Let $V$ be a Hilbert space. Suppose $T: V \to V$ is a bounded linear map such that $\ker T$ has finite dimension. Is it true that $\ker T^*$ also has finite dimension, where $T^*$ is the adjoint of $T$?
I know that $\ker T^*$ = $(\text{im} T)^\perp$, so this question could also be phrased: what is the relationship between the dimension of $\ker T$ and $(\operatorname{im} T)^{\perp}$?
There is zero relation, in the following sense: given $m,n\in\mathbb N\cup\{\infty\}$ there exists $T\in B(H)$ with $$ \dim \ker T=m,\qquad\qquad\dim\ker T^*=n. $$ Let us assume without loss of generality that $m\leq n$ (we can otherwise switch the roles of $T$ and $T^*$).

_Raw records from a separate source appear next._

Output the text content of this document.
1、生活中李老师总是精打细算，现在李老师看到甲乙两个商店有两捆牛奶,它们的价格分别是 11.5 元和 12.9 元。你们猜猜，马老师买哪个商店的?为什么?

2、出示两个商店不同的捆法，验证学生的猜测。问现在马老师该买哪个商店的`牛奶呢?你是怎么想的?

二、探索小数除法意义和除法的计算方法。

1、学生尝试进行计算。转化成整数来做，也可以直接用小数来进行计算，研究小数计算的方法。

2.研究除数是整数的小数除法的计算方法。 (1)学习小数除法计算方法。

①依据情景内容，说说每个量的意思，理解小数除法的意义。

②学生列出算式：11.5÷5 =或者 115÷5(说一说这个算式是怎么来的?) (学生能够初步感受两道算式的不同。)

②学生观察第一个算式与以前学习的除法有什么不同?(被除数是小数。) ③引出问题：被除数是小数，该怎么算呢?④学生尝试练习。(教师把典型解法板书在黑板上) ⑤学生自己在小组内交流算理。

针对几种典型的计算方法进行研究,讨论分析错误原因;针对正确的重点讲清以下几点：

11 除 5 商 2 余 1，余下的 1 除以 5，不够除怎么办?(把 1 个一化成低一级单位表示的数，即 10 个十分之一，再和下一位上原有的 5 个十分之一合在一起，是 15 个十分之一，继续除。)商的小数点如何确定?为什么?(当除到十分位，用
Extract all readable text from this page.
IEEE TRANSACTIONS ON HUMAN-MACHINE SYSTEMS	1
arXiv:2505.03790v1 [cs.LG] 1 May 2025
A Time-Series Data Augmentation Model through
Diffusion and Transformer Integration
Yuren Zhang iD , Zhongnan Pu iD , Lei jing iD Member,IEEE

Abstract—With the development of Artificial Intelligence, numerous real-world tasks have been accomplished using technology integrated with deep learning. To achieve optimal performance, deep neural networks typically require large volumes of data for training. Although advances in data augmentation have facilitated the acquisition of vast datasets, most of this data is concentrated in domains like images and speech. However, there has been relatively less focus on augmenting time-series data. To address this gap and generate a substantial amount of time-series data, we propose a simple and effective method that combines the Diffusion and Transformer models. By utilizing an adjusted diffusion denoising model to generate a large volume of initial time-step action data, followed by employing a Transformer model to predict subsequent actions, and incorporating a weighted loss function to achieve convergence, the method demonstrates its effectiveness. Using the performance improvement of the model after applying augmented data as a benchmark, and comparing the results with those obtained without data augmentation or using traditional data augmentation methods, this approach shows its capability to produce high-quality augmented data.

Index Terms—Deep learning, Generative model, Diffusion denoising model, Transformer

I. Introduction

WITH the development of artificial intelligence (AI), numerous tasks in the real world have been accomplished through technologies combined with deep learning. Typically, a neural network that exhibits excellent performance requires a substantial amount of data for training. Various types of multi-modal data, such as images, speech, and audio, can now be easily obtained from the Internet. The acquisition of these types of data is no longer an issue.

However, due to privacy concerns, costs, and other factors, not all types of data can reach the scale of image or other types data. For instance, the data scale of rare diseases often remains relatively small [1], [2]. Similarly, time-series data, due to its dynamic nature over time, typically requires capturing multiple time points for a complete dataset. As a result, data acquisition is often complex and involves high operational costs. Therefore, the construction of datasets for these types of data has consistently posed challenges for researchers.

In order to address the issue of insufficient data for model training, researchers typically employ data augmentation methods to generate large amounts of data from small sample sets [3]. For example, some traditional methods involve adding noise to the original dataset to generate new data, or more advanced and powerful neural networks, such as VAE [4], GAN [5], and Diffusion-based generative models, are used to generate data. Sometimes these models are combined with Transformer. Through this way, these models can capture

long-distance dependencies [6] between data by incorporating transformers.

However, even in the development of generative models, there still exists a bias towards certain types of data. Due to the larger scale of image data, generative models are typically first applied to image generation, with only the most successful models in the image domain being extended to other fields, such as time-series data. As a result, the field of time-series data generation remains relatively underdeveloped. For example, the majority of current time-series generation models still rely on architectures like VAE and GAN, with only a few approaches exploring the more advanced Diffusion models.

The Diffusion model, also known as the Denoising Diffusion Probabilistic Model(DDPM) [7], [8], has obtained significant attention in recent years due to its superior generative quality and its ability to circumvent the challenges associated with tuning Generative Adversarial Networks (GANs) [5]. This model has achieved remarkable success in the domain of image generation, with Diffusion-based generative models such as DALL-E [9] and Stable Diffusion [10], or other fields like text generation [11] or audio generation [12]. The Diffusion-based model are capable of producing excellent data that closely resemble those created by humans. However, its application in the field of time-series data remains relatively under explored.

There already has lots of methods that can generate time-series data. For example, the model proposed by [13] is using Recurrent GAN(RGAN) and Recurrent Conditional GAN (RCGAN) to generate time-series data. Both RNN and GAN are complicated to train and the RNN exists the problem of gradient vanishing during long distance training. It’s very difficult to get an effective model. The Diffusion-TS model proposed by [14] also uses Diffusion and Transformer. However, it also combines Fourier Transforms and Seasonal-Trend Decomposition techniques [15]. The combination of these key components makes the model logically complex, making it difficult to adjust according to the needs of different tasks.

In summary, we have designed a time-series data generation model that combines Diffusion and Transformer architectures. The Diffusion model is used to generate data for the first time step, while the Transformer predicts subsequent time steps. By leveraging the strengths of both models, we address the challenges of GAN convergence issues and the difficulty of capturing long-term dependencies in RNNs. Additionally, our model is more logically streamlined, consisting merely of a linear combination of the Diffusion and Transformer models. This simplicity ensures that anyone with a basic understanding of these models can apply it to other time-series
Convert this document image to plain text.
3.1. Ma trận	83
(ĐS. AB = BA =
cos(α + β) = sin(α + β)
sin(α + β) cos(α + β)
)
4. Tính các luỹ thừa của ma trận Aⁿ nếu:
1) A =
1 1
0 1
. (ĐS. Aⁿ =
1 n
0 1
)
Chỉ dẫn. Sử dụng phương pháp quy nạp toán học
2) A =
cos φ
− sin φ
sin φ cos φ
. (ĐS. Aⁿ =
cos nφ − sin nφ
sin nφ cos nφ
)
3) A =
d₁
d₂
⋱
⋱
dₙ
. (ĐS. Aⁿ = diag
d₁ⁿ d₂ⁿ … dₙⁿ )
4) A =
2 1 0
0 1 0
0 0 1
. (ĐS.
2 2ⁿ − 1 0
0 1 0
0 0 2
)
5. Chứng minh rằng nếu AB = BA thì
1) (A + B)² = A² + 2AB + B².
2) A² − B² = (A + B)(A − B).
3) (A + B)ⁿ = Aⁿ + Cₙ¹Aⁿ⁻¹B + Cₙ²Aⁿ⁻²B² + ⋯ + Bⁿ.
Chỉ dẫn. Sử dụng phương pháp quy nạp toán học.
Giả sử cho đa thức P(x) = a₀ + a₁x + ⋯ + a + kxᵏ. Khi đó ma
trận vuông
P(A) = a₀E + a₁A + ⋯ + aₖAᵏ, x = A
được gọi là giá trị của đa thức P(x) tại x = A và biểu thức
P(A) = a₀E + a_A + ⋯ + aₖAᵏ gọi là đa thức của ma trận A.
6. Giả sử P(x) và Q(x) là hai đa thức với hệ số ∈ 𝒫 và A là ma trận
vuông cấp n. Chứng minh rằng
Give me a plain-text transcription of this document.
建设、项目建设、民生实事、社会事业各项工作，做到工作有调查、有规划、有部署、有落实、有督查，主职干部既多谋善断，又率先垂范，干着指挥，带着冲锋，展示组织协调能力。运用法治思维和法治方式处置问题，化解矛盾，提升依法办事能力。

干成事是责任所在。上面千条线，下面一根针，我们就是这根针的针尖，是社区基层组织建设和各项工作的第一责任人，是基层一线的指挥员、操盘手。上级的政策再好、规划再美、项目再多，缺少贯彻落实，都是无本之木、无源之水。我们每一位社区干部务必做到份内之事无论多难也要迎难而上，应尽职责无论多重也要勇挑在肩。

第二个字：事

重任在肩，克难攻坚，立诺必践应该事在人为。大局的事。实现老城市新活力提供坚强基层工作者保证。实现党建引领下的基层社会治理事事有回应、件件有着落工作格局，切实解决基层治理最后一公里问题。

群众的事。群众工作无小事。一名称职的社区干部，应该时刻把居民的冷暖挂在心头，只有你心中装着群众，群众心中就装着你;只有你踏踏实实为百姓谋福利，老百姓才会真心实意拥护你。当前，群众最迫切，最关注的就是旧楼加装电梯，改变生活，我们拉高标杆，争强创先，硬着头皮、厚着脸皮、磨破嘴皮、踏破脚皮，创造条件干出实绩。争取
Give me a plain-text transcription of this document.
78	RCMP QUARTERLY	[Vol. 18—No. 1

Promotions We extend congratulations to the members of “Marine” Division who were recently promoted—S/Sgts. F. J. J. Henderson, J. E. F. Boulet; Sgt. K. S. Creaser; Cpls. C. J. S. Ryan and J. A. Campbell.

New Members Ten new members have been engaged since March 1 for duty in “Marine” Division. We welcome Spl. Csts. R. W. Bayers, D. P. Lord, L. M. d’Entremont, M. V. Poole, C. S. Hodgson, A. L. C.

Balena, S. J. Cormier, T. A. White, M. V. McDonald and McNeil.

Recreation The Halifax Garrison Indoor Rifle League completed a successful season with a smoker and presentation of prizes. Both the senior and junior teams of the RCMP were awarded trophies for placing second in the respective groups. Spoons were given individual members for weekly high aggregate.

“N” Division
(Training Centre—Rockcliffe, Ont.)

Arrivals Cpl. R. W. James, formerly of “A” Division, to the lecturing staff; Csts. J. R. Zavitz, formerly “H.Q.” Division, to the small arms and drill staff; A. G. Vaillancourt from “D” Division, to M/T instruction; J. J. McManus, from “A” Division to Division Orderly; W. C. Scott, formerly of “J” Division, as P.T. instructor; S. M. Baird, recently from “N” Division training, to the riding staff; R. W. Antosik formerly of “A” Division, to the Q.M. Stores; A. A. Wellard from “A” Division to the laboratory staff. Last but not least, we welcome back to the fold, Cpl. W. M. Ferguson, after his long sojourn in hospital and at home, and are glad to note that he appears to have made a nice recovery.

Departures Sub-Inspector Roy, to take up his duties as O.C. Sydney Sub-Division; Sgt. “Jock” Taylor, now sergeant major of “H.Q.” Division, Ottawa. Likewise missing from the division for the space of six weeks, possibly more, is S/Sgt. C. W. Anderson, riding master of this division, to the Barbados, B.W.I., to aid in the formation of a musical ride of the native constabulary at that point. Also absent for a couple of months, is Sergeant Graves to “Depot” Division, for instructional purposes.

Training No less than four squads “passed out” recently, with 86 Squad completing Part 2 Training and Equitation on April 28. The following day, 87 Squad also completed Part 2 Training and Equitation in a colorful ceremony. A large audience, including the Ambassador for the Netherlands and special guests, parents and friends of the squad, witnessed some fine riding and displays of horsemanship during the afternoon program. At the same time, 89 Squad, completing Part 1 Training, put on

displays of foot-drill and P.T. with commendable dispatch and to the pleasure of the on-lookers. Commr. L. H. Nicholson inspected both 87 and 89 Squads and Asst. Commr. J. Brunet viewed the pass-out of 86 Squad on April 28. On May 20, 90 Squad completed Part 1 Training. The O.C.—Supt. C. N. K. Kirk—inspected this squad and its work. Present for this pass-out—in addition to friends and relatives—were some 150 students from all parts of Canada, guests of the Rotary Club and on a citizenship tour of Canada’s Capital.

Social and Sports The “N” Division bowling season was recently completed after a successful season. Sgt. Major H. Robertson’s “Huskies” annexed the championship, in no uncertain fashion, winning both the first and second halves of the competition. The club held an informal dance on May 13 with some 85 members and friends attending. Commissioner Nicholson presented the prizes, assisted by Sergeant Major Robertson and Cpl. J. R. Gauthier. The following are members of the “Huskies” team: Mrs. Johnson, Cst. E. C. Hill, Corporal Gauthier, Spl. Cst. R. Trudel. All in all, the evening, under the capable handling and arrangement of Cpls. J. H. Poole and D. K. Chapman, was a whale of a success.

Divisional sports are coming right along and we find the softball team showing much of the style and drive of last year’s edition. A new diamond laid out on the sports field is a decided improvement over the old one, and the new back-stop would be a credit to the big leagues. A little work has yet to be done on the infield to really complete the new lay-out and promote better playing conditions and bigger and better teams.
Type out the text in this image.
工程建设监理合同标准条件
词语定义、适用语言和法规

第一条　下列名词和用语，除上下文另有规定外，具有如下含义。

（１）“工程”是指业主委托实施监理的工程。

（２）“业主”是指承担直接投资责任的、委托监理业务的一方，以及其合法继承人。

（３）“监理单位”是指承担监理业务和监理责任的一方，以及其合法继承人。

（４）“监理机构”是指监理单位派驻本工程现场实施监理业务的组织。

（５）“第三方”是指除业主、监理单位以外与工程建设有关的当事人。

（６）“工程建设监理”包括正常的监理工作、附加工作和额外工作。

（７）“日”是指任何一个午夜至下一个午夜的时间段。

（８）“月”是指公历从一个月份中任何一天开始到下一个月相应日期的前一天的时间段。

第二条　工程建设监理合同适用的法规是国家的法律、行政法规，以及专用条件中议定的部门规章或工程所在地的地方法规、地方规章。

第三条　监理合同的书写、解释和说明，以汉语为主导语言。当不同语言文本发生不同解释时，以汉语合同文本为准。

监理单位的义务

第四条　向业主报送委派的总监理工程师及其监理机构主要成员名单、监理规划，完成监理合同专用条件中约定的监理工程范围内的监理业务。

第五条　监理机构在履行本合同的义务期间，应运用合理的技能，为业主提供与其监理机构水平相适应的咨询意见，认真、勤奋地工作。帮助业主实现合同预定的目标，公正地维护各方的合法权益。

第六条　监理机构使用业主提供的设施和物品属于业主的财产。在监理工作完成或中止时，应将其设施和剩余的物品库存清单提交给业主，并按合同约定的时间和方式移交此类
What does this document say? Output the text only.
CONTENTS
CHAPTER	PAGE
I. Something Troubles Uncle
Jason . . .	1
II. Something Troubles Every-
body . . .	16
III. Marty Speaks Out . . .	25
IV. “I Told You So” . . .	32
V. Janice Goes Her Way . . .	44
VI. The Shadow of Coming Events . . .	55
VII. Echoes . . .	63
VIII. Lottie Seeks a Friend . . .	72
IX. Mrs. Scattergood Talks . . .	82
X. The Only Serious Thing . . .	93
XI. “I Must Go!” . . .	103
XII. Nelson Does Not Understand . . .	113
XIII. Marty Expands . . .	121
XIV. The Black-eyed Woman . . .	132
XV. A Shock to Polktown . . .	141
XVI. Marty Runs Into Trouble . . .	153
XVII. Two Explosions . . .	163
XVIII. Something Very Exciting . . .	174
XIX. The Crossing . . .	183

Fix an orthonormal basis $\{e_k\}$. Consider first the case where $m=0$. If $n=\infty$, we define $T$ by $$ Te_k=e_{2k} $$ and extended by linearity. As $T$ is isometric it is injective, so $\dim\ker T=0$. It is useful to find the dimensions to note that $$ \ker T=\ker T^*T,\qquad\qquad \ker T^*=\ker TT^*. $$ In this case a quick computation shows that $$T^*e_k=\begin{cases}0,&\ k\ \text{ odd }\\ e_{k/2},&\ k\ \text{ even}\end{cases} $$ Then $e_{2k+1}\in\ker T^*$ for all $k$, and so $\dim\ker T^*=\infty$.
When $n<\infty$, let $T$ be the linear operator such that $$ Te_k=e_{k+n}. $$ Then $\ker T^*=\operatorname{span}\{e_1,\ldots,e_n\}$ and so $\dim T^*=n$.
Finally, if $m>0$, relabel the orthonormal basis in two parts, $$\{f_j\}_{j=1}^m\cup\{e_k\}_{k\in\mathbb N}.$$ Now define $R$ as the linear operator with $$ Rf_j=0,\qquad\qquad j=1,\ldots,m $$ and on $\{e_k\}$ use the previous part to define $S$ with $\dim\ker S=0$, $\dim\ker S^*=n-m$. Then $T=R\oplus S$ satisfies $\dim\ker T=m$ and $\dim\ker T^*=n$